I definitely believe that the religions we have today all came from the same origin. That at the point which many identify as Tower of Babel, as the different cultures formed and migrated to other corners of the planet, ideology also diverged. The “Broken Telephone” experiment if you will. Sketches of ducks and rabbits and fish and horses but they were all from the same artist. All religions point to the same God. They all have a different part of the story.

Now I do agree that the Church unfairly uses its power to control the people but it also comfort them. It is very much a love/hate type relationship. In its best sense, it can strengthen and support a community, in the worse sense, a case of Munchausen Syndrome by Proxy. And too often, it is reduced to a life of reward and punishment. I believe that that is not what GOD wanted for us and hence, why Jesus appeared. Jesus came to set us free from the law. And so, what does that mean? Using Homosexuality or just sex in general, it is not the act or desire that is sinful. It is how it is used or misused. The law has been clear that it is against breaking trust relationships and unhygienic actions and that is the crux of the law. The Law is not to satisfy a sadistic killjoy of a God, but it’s to protect us. Jesus is telling us to respect one another and to understand why the law is so. Enlightenment is better education of maturity than a carrot/stick approach.
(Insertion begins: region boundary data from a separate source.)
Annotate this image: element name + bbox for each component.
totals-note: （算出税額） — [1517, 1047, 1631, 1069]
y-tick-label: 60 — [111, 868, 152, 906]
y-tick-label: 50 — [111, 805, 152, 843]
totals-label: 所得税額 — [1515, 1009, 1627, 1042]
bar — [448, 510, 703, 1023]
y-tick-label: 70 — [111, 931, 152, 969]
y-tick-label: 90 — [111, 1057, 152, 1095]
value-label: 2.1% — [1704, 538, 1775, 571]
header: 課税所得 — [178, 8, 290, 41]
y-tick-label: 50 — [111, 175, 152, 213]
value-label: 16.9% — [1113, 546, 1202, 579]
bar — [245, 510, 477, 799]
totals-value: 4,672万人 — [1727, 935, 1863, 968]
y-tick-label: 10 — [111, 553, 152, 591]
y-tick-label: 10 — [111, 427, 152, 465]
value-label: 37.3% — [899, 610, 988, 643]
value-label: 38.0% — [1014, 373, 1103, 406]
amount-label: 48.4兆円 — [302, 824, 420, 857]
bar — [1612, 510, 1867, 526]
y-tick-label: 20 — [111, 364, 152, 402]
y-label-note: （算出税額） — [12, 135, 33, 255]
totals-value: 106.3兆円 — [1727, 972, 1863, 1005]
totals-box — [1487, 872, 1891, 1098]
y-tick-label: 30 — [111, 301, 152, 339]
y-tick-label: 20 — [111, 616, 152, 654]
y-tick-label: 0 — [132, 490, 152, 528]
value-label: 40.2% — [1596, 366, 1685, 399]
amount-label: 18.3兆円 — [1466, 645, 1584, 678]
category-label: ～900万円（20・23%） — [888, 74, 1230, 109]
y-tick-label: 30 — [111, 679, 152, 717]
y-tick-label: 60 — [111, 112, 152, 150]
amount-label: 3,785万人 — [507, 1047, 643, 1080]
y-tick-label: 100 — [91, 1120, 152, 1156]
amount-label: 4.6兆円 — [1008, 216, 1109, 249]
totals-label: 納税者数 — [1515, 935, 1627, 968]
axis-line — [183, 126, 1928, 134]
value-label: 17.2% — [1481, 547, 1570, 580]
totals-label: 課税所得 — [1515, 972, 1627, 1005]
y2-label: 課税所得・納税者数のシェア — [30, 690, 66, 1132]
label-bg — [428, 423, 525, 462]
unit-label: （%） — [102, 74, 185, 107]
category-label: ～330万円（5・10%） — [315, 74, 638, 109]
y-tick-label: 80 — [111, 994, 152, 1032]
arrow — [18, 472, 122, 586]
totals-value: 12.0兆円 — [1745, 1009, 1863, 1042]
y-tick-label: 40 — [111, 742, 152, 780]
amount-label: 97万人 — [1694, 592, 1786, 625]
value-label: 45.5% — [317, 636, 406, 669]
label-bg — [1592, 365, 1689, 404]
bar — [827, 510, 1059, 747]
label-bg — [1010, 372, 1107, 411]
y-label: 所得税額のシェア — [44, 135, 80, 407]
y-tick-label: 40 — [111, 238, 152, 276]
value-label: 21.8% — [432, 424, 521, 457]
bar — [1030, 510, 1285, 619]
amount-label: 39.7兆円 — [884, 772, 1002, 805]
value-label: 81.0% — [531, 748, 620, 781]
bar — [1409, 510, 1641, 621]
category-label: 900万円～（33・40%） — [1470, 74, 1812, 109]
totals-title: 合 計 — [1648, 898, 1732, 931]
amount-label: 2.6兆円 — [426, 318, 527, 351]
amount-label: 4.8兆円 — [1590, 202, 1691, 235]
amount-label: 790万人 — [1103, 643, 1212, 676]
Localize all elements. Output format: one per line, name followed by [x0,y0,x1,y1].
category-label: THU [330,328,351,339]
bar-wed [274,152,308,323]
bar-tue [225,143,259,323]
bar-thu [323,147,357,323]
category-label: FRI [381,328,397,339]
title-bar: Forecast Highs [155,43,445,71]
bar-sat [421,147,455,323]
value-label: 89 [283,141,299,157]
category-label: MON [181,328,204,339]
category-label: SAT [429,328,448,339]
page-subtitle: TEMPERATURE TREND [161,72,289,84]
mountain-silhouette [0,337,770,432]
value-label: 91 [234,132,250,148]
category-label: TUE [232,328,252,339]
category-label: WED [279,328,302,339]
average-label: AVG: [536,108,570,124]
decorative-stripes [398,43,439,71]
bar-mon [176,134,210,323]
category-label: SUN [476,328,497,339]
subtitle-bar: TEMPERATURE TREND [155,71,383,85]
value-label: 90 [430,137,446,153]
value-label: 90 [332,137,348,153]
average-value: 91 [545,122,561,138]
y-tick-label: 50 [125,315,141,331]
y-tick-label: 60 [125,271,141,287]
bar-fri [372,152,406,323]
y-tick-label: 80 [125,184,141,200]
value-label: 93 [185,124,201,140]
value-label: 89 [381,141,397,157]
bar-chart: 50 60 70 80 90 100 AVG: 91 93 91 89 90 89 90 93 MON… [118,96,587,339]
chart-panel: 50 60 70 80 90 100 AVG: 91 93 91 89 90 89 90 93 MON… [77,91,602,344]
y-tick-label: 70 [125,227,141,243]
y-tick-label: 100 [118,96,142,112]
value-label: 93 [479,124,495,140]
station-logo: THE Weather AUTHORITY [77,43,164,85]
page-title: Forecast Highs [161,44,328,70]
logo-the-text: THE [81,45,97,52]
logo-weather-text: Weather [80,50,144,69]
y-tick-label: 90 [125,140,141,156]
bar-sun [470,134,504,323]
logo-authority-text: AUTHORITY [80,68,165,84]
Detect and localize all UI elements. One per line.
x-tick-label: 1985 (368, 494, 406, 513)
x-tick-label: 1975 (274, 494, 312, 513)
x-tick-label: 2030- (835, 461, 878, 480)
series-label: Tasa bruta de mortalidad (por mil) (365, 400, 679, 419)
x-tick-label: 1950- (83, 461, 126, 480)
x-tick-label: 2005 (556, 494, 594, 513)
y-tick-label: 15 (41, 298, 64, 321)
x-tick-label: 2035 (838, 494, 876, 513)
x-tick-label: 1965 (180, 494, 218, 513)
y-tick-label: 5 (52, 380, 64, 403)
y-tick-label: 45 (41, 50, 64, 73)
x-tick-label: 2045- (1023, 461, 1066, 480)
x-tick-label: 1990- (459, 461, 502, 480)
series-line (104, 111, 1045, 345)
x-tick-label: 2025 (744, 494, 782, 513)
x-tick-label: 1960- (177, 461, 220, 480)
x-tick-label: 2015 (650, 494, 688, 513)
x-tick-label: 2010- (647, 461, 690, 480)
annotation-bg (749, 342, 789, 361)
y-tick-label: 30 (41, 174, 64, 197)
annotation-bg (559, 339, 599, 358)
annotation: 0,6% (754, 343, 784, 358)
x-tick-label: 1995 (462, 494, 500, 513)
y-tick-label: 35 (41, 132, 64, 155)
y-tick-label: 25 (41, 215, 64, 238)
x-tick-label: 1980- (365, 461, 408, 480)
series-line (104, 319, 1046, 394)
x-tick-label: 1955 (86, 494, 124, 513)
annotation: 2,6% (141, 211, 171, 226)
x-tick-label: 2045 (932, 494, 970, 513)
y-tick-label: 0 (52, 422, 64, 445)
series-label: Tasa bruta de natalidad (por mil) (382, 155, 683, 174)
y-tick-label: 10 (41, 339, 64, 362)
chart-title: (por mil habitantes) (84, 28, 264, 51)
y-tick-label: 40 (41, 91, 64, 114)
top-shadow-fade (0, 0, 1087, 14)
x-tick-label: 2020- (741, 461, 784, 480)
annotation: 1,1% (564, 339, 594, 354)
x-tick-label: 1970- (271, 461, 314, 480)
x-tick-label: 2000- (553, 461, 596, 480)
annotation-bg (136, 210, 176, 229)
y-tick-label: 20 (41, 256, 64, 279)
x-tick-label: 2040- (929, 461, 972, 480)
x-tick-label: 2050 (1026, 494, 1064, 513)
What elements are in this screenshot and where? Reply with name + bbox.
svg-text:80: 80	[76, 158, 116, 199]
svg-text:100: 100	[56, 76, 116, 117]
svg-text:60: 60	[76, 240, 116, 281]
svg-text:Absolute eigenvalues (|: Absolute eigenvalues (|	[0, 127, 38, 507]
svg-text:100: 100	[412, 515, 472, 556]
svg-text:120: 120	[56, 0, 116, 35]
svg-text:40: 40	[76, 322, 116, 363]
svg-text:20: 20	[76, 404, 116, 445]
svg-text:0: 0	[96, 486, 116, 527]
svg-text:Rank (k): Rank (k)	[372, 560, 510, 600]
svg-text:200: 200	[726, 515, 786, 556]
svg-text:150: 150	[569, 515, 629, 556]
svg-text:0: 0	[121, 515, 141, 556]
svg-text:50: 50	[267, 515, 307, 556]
But we are sinful creatures, so we’re going to do this stuff anyway. That doesn’t condemn us to Hell. So how could a GOD send his people to Hell for acting on their natures? He doesn’t and that’s not the point. The whole concept has been to train us to learn respect. We are already in Hell and Jesus is offering a hand out of the mess. GOD doesn’t punish us as it is we who punish ourselves. To worry about living by the law is to lose focus on the prize. Worrying about if it is a duck or a bunny is a distraction. The reality is to seek out the artist. The only unpardonable sin is to die rejecting Christ. And that only makes sense. If you don’t believe in the Savior, then why would you want to follow? Why would you want to leave your predicament? Salvation is a very personal thing. The Church can’t help you. You must find the individual within you that takes responsibility for yourself. I also don’t think that Hell is a final destination for non tares but if you can avoid it, it only behooves one to do so. Who knows when the next chance you get for getting out of Hell will come around??